Ses divers journaux et tabloïds populistes, dont le Journal de Montréal, ont aussi largement contribué à alimenter le chauvinisme anti-immigrant et le nationalisme identitaire.

L’ascension de Péladeau à la tête du PQ a non seulement démasqué les syndicats, qui se sont vite ralliés à lui, mais aussi Québec solidaire (QS). Ce parti des classes moyennes aisées, malgré des «critiques» occasionnelles, est entièrement orienté vers le Parti québécois et fait partie intégrante du mouvement indépendantiste bourgeois.

Comme à chaque fois où le PQ montre son réel caractère de classe, QS a feint l’étonnement et la déception suite à la victoire du magnat de la presse. Après avoir «salué» la victoire de Péladeau, les coporte-parole de QS, Françoise David et Andrés Fontecilla, ont affirmé que «l’aile plus progressiste du PQ du parti a perdu devant un vote qui a privilégié le choix d’un "sauveur"».
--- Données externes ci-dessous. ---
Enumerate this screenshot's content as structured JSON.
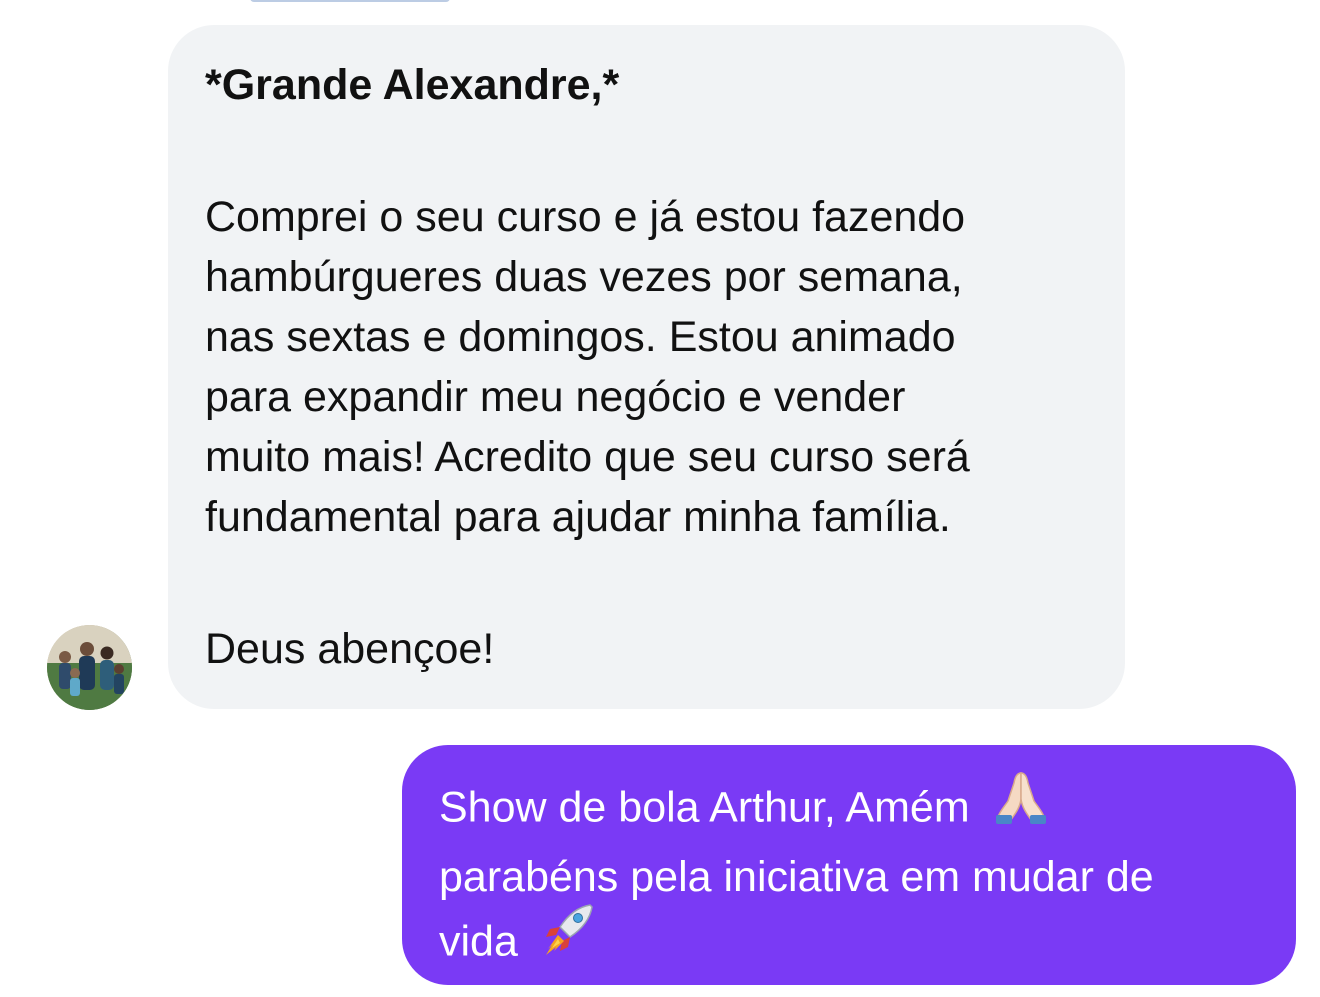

Les critiques de Québec solidaire envers Péladeau sont essentiellement réactionnaires et font écho à celles soulevées par Bernard Drainville et d’autres péquistes aspirants durant la course à la direction du parti. Elles sont basées sur l’idée qu’avec Péladeau, le mouvement souverainiste ne pourra pas mobiliser les travailleurs et les gens ordinaires derrière le projet indépendantiste. David a dit que le «style» de Péladeau «n’est pas rassembleur» et qu’il «polarise». Elle ajoute qu’un «homme seul ne fera pas l’indépendance» et que «le pays du Québec s’obtiendra par la mobilisation populaire».
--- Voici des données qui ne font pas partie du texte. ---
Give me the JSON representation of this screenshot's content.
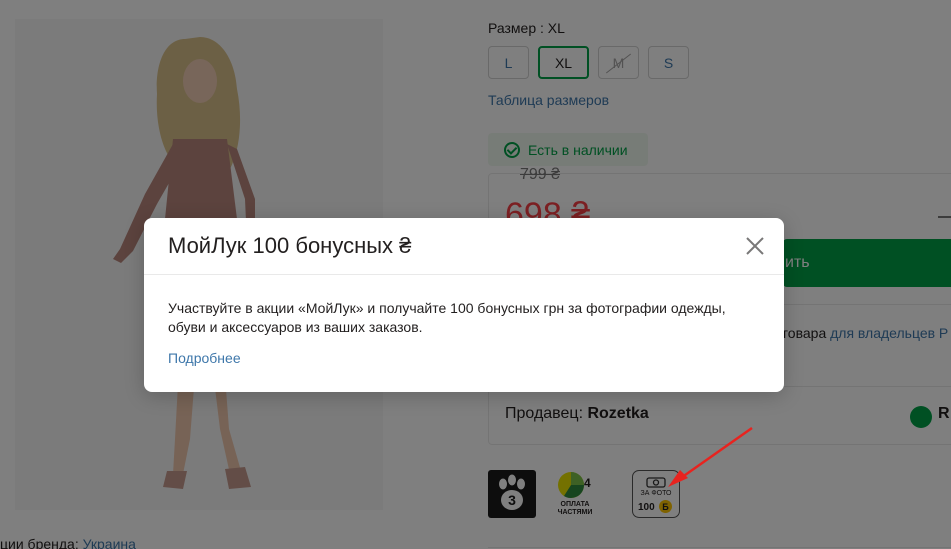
{
  "size": {
    "label": "Размер :",
    "selected": "XL",
    "options": [
      "L",
      "XL",
      "M",
      "S"
    ],
    "table_link": "Таблица размеров"
  },
  "stock": {
    "label": "Есть в наличии"
  },
  "price": {
    "old": "799 ₴",
    "new": "698 ₴",
    "buy_label": "ить"
  },
  "promo": {
    "text_visible": "говара",
    "link_visible": "для владельцев Р"
  },
  "seller": {
    "prefix": "Продавец:",
    "name": "Rozetka",
    "logo_letter": "R"
  },
  "services": {
    "paw_number": "3",
    "parts_number": "4",
    "parts_label_1": "ОПЛАТА",
    "parts_label_2": "ЧАСТЯМИ",
    "photo_label": "ЗА ФОТО",
    "photo_amount": "100",
    "photo_currency": "Б"
  },
  "brand": {
    "prefix": "ции бренда:",
    "country": "Украина"
  },
  "modal": {
    "title": "МойЛук 100 бонусных ₴",
    "text": "Участвуйте в акции «МойЛук» и получайте 100 бонусных грн за фотографии одежды, обуви и аксессуаров из ваших заказов.",
    "link": "Подробнее"
  },
  "colors": {
    "accent_green": "#00a046",
    "price_red": "#f84147",
    "link_blue": "#3e77aa",
    "overlay": "rgba(0,0,0,0.5)",
    "annotation_red": "#e8231f"
  }
}
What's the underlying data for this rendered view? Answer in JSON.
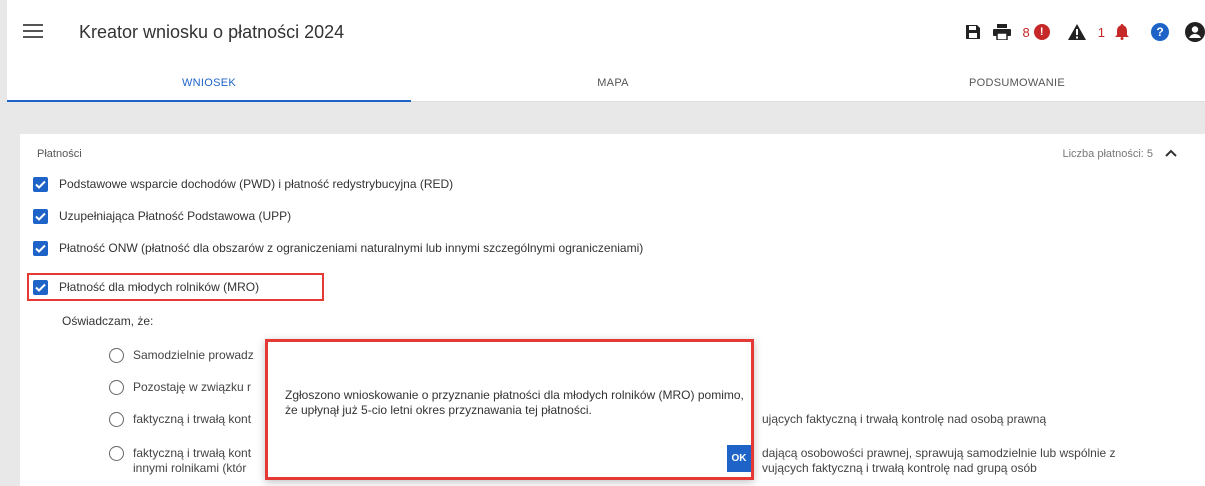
{
  "header": {
    "title": "Kreator wniosku o płatności 2024",
    "error_count": "8",
    "warning_count": "1"
  },
  "tabs": [
    {
      "label": "WNIOSEK",
      "active": true
    },
    {
      "label": "MAPA",
      "active": false
    },
    {
      "label": "PODSUMOWANIE",
      "active": false
    }
  ],
  "payments": {
    "section_title": "Płatności",
    "count_label": "Liczba płatności: 5",
    "items": [
      {
        "label": "Podstawowe wsparcie dochodów (PWD) i płatność redystrybucyjna (RED)",
        "checked": true
      },
      {
        "label": "Uzupełniająca Płatność Podstawowa (UPP)",
        "checked": true
      },
      {
        "label": "Płatność ONW (płatność dla obszarów z ograniczeniami naturalnymi lub innymi szczególnymi ograniczeniami)",
        "checked": true
      },
      {
        "label": "Płatność dla młodych rolników (MRO)",
        "checked": true
      }
    ]
  },
  "declaration": {
    "title": "Oświadczam, że:",
    "options": [
      {
        "text": "Samodzielnie prowadz"
      },
      {
        "text": "Pozostaję w związku r"
      },
      {
        "text": "faktyczną i trwałą kont"
      },
      {
        "text": "faktyczną i trwałą kont",
        "text2": "innymi rolnikami (któr"
      }
    ],
    "right_texts": {
      "line3": "ujących faktyczną i trwałą kontrolę nad osobą prawną",
      "line4a": "dającą osobowości prawnej, sprawują samodzielnie lub wspólnie z",
      "line4b": "vujących faktyczną i trwałą kontrolę nad grupą osób"
    }
  },
  "dialog": {
    "message": "Zgłoszono wnioskowanie o przyznanie płatności dla młodych rolników (MRO) pomimo, że upłynął już 5-cio letni okres przyznawania tej płatności.",
    "ok_label": "OK"
  },
  "colors": {
    "accent": "#1e64c8",
    "error": "#c62828",
    "highlight": "#e53935"
  },
  "icons": [
    "menu-icon",
    "save-icon",
    "print-icon",
    "error-icon",
    "warning-icon",
    "bell-icon",
    "help-icon",
    "user-icon",
    "chevron-up-icon",
    "check-icon"
  ]
}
L’idée que l’indépendance serait bénéfique pour la population travailleuse sert à garder les travailleurs politiquement attachés à leur propre classe dirigeante en perpétuant le mythe qu’ils ont plus en commun avec celle-ci qu’avec leurs frères et sœurs de classe du reste du Canada et des États-Unis.

En fait, la séparation du Québec est le projet politique d’une section de la bourgeoisie québécoise qui voit la création d’une République capitaliste du Québec comme un levier pour faire avancer ses propres intérêts économiques et comme un outil idéologique pour accélérer, au nom des «intérêts supérieurs de la nation», le démantèlement des services publics et l’assaut contre les travailleurs.

Quant aux couches des classes moyennes aisées, comme Québec solidaire, qui embrassent pleinement ce projet réactionnaire, elles reniflent une occasion en or d’atteindre les corridors du pouvoir et d'obtenir des postes lucratifs dans la gestion des affaires de l’élite dirigeante.

Si QS garde une certaine distance à l’égard de Péladeau, c’est pour préserver sa prétention à être un parti de «gauche» et pour donner une couverture au projet indépendantiste qui est de plus en plus démasqué comme le projet d’une section de l’élite dirigeante. Les dirigeants de QS ont d’ailleurs indiqué qu’ils maintiendront leur étroite collaboration avec le PQ.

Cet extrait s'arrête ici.